Masyarakat juga dapat menggunakan fitur usul dan sanggah melalui aplikasi Cek Bansos.

“Bapak-Ibu sekalian bisa usul, bisa menyanggah. Saya usul, saya ini pengen dapat bansos, boleh. Atau Ibu mengatakan saya punya tetangga, sebenarnya tidak layak menerima bansos, maka saya ingin menyanggah,” kata Gus Ipul.

Bagi warga yang kesulitan menggunakan aplikasi, Kemensos menyediakan layanan Command Center 171 dan WhatsApp di nomor 0877-1717-171.

Kemensos juga membuka kesempatan bagi masyarakat atau sukarelawan menjadi Agen Perlindungan Sosial (Perlinsos) untuk membantu warga mengakses sistem perlindungan sosial dan mengajukan pembaruan data.

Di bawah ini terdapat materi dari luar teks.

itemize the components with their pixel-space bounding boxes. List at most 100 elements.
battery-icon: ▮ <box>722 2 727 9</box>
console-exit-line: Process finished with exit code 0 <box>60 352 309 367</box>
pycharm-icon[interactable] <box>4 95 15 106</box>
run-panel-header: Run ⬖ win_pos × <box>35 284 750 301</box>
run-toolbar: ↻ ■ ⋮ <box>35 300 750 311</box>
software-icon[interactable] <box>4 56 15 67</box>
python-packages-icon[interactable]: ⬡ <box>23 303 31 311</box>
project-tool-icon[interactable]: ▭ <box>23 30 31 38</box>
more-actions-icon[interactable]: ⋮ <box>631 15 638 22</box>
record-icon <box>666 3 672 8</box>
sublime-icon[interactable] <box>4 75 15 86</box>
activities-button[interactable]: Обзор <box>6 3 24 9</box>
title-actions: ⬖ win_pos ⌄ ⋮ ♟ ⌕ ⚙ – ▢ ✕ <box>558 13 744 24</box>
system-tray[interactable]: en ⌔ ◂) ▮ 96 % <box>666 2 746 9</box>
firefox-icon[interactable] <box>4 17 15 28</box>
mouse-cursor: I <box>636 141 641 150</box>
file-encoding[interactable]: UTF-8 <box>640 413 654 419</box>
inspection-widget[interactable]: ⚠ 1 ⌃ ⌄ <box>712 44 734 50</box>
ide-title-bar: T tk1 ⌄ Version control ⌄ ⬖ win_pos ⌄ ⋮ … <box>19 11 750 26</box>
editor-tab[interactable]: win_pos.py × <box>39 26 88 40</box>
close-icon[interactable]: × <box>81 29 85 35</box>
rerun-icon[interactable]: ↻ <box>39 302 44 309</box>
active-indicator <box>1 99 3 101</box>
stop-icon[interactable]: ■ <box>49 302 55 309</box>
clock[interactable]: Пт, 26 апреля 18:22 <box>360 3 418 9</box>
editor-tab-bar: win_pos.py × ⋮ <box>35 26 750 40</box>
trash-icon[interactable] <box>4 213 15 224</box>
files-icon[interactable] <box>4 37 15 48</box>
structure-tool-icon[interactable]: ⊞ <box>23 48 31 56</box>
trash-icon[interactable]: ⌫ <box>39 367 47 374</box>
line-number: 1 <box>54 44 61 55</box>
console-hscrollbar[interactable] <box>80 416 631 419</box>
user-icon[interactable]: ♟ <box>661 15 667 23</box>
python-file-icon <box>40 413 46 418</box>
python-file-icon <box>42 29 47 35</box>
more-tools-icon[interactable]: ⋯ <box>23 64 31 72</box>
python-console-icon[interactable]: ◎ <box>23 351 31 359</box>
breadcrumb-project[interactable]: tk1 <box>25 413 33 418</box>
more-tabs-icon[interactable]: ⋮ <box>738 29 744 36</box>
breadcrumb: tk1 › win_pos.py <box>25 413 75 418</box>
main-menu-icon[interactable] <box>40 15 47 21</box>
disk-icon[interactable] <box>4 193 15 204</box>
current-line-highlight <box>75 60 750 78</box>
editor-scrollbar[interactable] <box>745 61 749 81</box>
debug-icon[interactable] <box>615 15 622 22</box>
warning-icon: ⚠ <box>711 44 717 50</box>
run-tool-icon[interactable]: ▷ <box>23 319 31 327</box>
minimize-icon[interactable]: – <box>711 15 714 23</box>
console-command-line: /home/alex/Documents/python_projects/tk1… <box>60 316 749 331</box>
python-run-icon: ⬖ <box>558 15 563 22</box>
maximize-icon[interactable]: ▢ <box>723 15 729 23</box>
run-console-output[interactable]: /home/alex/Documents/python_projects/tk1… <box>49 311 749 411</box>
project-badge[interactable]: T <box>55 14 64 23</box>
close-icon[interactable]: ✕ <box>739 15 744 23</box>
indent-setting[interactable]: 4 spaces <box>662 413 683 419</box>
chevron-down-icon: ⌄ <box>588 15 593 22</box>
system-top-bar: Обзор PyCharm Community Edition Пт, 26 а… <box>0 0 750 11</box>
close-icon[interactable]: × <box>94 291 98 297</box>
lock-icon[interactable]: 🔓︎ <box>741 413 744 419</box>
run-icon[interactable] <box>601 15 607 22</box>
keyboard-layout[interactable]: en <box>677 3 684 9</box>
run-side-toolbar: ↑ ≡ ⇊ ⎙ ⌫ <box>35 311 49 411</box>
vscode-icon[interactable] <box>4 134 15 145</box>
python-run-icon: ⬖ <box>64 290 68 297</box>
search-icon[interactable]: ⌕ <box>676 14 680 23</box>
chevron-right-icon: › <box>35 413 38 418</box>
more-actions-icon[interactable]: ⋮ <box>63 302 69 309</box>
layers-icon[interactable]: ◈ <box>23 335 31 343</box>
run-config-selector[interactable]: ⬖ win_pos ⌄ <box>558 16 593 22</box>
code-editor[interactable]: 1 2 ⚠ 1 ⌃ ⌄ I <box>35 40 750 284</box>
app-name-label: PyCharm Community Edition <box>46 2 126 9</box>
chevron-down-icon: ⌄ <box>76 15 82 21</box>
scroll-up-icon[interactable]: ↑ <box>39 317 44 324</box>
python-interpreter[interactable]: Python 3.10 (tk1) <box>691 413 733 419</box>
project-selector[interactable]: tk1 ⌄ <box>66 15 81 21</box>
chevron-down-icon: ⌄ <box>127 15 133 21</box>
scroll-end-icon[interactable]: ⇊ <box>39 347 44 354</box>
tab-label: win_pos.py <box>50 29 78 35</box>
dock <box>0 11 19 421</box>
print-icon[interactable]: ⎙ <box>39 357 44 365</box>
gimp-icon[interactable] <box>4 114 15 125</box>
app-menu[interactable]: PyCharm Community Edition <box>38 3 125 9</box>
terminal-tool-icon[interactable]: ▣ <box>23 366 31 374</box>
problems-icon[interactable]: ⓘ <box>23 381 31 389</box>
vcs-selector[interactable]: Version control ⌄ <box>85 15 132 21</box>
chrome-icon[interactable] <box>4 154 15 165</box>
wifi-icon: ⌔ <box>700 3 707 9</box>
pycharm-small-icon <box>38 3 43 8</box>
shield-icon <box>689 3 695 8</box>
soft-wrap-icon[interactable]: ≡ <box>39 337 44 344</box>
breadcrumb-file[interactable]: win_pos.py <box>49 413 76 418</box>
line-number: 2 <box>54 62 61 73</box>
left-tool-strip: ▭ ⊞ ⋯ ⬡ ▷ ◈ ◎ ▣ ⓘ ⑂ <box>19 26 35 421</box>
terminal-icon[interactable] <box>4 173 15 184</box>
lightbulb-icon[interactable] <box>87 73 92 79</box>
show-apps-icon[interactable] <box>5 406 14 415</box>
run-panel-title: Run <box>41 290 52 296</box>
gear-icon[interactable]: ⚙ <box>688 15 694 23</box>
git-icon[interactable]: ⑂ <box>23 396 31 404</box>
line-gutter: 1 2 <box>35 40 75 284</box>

“Saya minta Pak Marlo dan teman-teman semuanya menjadi Agen Perlinsos. Jadi nanti kalau mau perjuangkan mereka tidak perlu lagi datang ke sini dulu,” kata Gus Ipul.

Gus Ipul menyebut pemutakhiran DTSEN telah membuat lebih dari 4,3 juta keluarga yang sebelumnya tidak menerima bantuan sosial masuk sebagai penerima setelah perbaikan data.

“Kalau ada data yang tidak akurat, mari kita perbaiki,” kata Gus Ipul.

Ia menegaskan bantuan sosial diberikan kepada masyarakat yang membutuhkan dan memenuhi kriteria penerima.

“Bansos itu adalah hak dari rakyat dan harus diterima oleh rakyat yang membutuhkan, yang memenuhi kriteria,” ujarnya.

Pertemuan tersebut ditutup dengan kesepakatan untuk melanjutkan verifikasi dan validasi data warga, dengan Gus Ipul dan Agus Jabo menjadi penanggung jawab tindak lanjut bersama jajaran Kemensos.

“Kalau ada orang demo silakan masuk ke dalam. Syukur-syukur kalau memberi tahu sebelumnya, berapa yang mau datang sehingga kami bisa menyiapkan,” kata Gus Ipul. Jadi ingat ya, Kemensos adalah kantornya rakyat,” katanya.